I'm not very knowledgable about what this is used for in practice (it's called a t-test but I don't use them much, so I'll let somebody else take this part), but it involves comparing the t-statistic of different samples and then referencing them against a "t-table" to determine whether they're likely to have come from the same underlying distribution or not. This is where the number 30 comes in. For samples of size N, you must reference a "t-table with N degrees of freedom". If turns out that as N grows to about 30, a t-table starts to look very similar to a Z-table. What that means is that for N>30, the t-statistic is distributed approximately normally, i.e. like the Z-statistic. The Z-statistic involves dividing the sample mean by the distributional variance if you know it...but in practice this is never the case, when would it ever be the case that you're sampling from a distribution whose mean you don't know but whose variance you do?
Note that all of this stuff around t- and z- statistics only apply when you assume  that your sample has been sampled from a normal distribution. If you don't know the underlying distribution, you can still make some assertions (subject to some assumptions about the distribution) about expected values of the sample mean, the variance of the sample mean, and expected values of the sample variance, but knowing the means and variances of distributions is less powerful than knowing the full distribution.
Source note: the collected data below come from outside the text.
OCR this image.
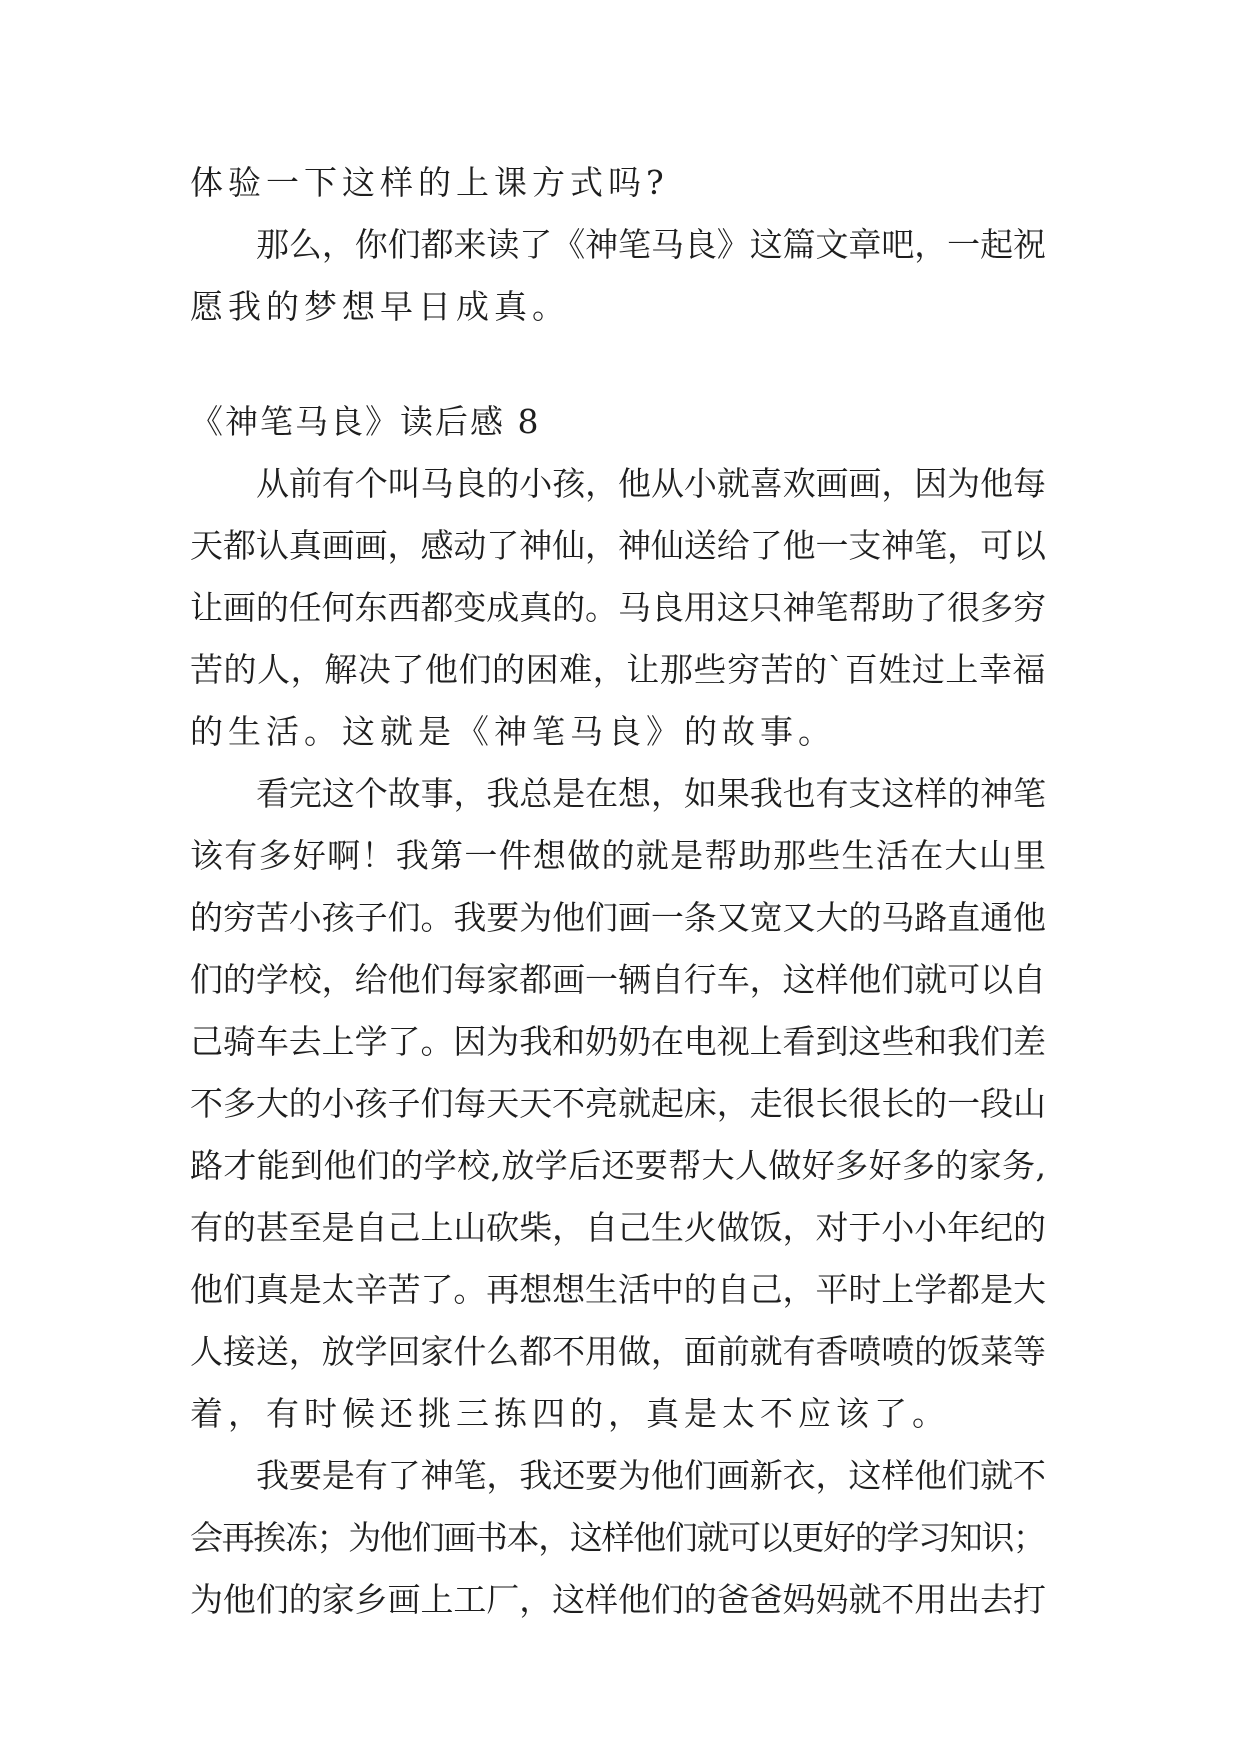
体验一下这样的上课方式吗?

那么，你们都来读了《神笔马良》这篇文章吧，一起祝

愿我的梦想早日成真。

《神笔马良》读后感 8

从前有个叫马良的小孩，他从小就喜欢画画，因为他每

天都认真画画，感动了神仙，神仙送给了他一支神笔，可以

让画的任何东西都变成真的。马良用这只神笔帮助了很多穷

苦的人，解决了他们的困难，让那些穷苦的`百姓过上幸福

的生活。这就是《神笔马良》的故事。

看完这个故事，我总是在想，如果我也有支这样的神笔

该有多好啊！我第一件想做的就是帮助那些生活在大山里

的穷苦小孩子们。我要为他们画一条又宽又大的马路直通他

们的学校，给他们每家都画一辆自行车，这样他们就可以自

己骑车去上学了。因为我和奶奶在电视上看到这些和我们差

不多大的小孩子们每天天不亮就起床，走很长很长的一段山

路才能到他们的学校,放学后还要帮大人做好多好多的家务,

有的甚至是自己上山砍柴，自己生火做饭，对于小小年纪的

他们真是太辛苦了。再想想生活中的自己，平时上学都是大

人接送，放学回家什么都不用做，面前就有香喷喷的饭菜等

着，有时候还挑三拣四的，真是太不应该了。

我要是有了神笔，我还要为他们画新衣，这样他们就不

会再挨冻；为他们画书本，这样他们就可以更好的学习知识；

为他们的家乡画上工厂，这样他们的爸爸妈妈就不用出去打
A: Regarding your last point, you use the formula ((n-1)S^2) / σ^2 to compute inference tests on the sample variance. And yes, it is distributed as a chi-square with n-1 DF.
A: Variance is the sum of the squared errors, which is the distance from each value to the mean of the distribution.  The standard deviation is the square root of the variance.  A normal distribution has properties, including that the variance follows the Z table, such as 95% of the values are within 2 standard deviations (one side or the other) of the mean.
This won't always be true: "When the population distribution is definitely or approximately normally distributed, the sampling distribution will always be normally distributed." The odds of this being true increase with larger samples.
These statements aren't correct: 1) "But if the population distribution is not normally distributed, a rough guideline is followed where the sample must be equal to or greater than 30 to approximate normal distribution." 2) Z Score is used when the population variance is known and the distribution is definitely or approximately normally distributed. If the distribution is not normal, the sample size must be greater than or equal to 30."
------  The student t tables are used for small samples, and as n gets large the student t-tables becomes equivalent to the Z table (for normal populations).  The student t tables have wider confidence intervals at small sample sizes, to account for the uncertainty.  A population does not become normal simply because you took at least 30 samples.  If you take 50 samples from an exponential distribution, it's not going to look normal (except in very improbable cases). One thing is true about sampling any type of distribution - if you take repeated samples of the same size of any population, the means of those samples will be normally distributed.
The chi-square test statistic can used for determining whether the variance of a variable in a sample is equal to the known population variance.
Re: "Is this like for the chi-square distribution, where the chi-square is our standardized test statistic?"  In the same way you use a student t-table, with your degrees of freedom (n-1) and confidence level, you use the chi-square statistic with a chi-square table.